I was bluffing, of course. I hadn’t spend this many years on the subject because I wanted to get rich. I was an engineer and, what nobody knew, I carried a photo of my mother with me everywhere – the last real woman that I remembered well. In that picture, mom was eating pea soup and she was laughing at the camera, her forehead wrinkled a little as if she wanted to say ‘what are you doing that for’, and only I, her son, knew how to decipher the entire complex of gestures surrounding the soup, the scene and the situation without having been able to say how and why and what, let alone put all of it into a robot.
“I don’t know if my cyborgs will sell.
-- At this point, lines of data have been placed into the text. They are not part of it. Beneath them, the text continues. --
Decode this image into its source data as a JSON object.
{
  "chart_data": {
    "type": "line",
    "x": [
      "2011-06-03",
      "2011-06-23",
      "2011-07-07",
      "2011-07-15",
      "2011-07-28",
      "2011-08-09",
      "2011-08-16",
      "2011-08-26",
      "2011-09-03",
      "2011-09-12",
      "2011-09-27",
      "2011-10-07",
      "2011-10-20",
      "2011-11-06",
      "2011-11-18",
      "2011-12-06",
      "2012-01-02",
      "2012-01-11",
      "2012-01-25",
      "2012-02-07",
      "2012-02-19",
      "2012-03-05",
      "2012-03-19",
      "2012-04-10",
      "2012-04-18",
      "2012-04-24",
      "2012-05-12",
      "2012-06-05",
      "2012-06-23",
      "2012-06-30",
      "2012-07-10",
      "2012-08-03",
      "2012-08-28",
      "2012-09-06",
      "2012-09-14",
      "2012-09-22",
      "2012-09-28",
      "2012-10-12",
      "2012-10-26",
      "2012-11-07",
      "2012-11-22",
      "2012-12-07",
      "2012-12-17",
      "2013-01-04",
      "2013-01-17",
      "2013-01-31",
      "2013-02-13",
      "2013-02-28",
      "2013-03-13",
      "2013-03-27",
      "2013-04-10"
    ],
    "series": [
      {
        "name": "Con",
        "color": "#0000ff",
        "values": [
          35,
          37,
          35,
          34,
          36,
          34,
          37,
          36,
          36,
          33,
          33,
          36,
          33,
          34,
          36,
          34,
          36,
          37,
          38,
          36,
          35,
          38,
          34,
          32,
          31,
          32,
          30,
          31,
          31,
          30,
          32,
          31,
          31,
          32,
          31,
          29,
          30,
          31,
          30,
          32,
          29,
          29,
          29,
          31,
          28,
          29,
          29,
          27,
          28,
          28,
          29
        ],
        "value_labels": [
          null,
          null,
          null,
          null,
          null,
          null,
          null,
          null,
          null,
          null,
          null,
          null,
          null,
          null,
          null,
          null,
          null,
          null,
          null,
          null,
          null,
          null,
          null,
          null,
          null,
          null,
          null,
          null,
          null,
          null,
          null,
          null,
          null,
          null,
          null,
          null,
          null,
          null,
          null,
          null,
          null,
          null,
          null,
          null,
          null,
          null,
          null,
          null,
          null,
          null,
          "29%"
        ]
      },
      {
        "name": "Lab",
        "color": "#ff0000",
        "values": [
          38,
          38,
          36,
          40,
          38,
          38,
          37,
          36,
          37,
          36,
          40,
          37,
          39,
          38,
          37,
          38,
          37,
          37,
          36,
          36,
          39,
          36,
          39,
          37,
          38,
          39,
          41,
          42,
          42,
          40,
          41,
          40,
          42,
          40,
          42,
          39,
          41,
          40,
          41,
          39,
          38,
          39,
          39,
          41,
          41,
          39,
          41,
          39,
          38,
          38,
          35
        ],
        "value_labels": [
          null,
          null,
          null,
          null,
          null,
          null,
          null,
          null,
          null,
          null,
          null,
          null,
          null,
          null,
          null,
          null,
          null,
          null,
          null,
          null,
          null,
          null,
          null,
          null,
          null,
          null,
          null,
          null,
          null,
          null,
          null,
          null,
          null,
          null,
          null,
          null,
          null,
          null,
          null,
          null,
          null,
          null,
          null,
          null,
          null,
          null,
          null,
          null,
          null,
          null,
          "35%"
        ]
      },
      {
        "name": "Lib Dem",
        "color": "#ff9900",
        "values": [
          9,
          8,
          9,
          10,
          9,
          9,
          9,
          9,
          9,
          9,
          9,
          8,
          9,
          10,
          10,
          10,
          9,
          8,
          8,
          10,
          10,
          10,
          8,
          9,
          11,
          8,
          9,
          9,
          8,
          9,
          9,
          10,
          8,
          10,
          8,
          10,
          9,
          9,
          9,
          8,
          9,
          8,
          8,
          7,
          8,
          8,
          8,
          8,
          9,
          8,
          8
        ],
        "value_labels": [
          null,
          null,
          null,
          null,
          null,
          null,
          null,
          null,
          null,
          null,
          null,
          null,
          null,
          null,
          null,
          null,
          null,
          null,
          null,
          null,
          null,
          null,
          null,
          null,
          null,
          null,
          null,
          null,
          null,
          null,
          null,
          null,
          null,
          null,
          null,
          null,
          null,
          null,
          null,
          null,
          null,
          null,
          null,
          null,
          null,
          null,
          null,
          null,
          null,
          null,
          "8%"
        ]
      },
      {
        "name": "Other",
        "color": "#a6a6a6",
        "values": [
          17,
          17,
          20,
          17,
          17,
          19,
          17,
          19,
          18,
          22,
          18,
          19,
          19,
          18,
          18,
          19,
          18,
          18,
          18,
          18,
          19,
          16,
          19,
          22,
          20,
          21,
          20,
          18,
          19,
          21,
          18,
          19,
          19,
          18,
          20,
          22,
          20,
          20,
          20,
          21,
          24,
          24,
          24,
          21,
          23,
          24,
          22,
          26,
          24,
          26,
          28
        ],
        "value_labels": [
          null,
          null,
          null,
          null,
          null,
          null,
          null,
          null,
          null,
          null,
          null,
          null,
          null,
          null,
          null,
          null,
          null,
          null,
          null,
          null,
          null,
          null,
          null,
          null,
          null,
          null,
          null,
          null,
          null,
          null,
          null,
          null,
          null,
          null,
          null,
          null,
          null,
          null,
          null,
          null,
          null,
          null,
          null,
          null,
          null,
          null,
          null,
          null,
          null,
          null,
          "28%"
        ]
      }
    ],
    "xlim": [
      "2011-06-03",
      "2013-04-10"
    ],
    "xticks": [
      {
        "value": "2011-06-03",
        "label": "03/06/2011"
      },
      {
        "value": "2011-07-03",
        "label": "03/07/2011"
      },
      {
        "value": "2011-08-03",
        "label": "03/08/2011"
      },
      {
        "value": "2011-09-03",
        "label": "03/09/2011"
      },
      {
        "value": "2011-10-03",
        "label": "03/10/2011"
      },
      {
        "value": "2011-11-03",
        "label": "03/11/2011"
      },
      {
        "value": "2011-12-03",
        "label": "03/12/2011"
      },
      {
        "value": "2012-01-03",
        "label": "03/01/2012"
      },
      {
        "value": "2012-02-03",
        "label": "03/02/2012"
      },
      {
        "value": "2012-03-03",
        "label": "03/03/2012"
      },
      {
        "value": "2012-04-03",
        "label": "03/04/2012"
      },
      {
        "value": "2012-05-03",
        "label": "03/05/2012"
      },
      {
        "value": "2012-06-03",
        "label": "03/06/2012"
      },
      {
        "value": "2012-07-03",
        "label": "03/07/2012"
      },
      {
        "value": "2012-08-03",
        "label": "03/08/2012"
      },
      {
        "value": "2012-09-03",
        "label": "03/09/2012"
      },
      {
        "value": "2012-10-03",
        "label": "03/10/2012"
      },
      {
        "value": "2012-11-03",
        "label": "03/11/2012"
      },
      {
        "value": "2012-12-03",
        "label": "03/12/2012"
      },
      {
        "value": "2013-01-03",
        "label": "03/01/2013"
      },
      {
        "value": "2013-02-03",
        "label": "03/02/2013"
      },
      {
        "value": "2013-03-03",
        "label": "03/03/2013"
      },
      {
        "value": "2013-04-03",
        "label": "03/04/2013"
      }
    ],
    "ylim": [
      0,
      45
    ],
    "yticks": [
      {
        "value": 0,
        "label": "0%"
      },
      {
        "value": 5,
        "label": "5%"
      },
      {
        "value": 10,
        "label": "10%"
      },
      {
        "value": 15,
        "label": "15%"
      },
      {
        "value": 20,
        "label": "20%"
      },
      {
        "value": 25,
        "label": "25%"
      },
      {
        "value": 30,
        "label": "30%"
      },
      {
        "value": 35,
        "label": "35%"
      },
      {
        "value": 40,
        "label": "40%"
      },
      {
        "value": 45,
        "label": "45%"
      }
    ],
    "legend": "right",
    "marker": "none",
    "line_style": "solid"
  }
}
But they will give any man something he doesn’t even know he can get or experience,” she said.
“And what would that be?” I said, too loud. Memories came flashing back to me, very old memories, and plenty of old hopes that I had long-ago forgotten.
“Fights for one thing, Mr. Proust,” she said smiling. “My female cyborg will scream at you and you can make a joke and get her to laugh and then you could make up and have sex without knowing beforehand if you might have it. And when you have sex, you will not know if it is good for her or not. You won’t even know if it will be good for you because whatever happens between you, you must create in that moment. That is the magic of my creatures. Hear the humanity in her step as she approaches.”
I shook my head. I didn’t want her to know how deeply what she said affected me. “I need to see a prototype,” I said. “You know how it is. You probably have formulae and blueprints, but I’m a pragmatist, a maker. I build, I repair, I sell. I have no use for dreams. I need to see this woman before I can believe she can exist.”
She didn’t say anything but put my hand into hers instead. It was warm and pleasant to the touch. And it was plastic.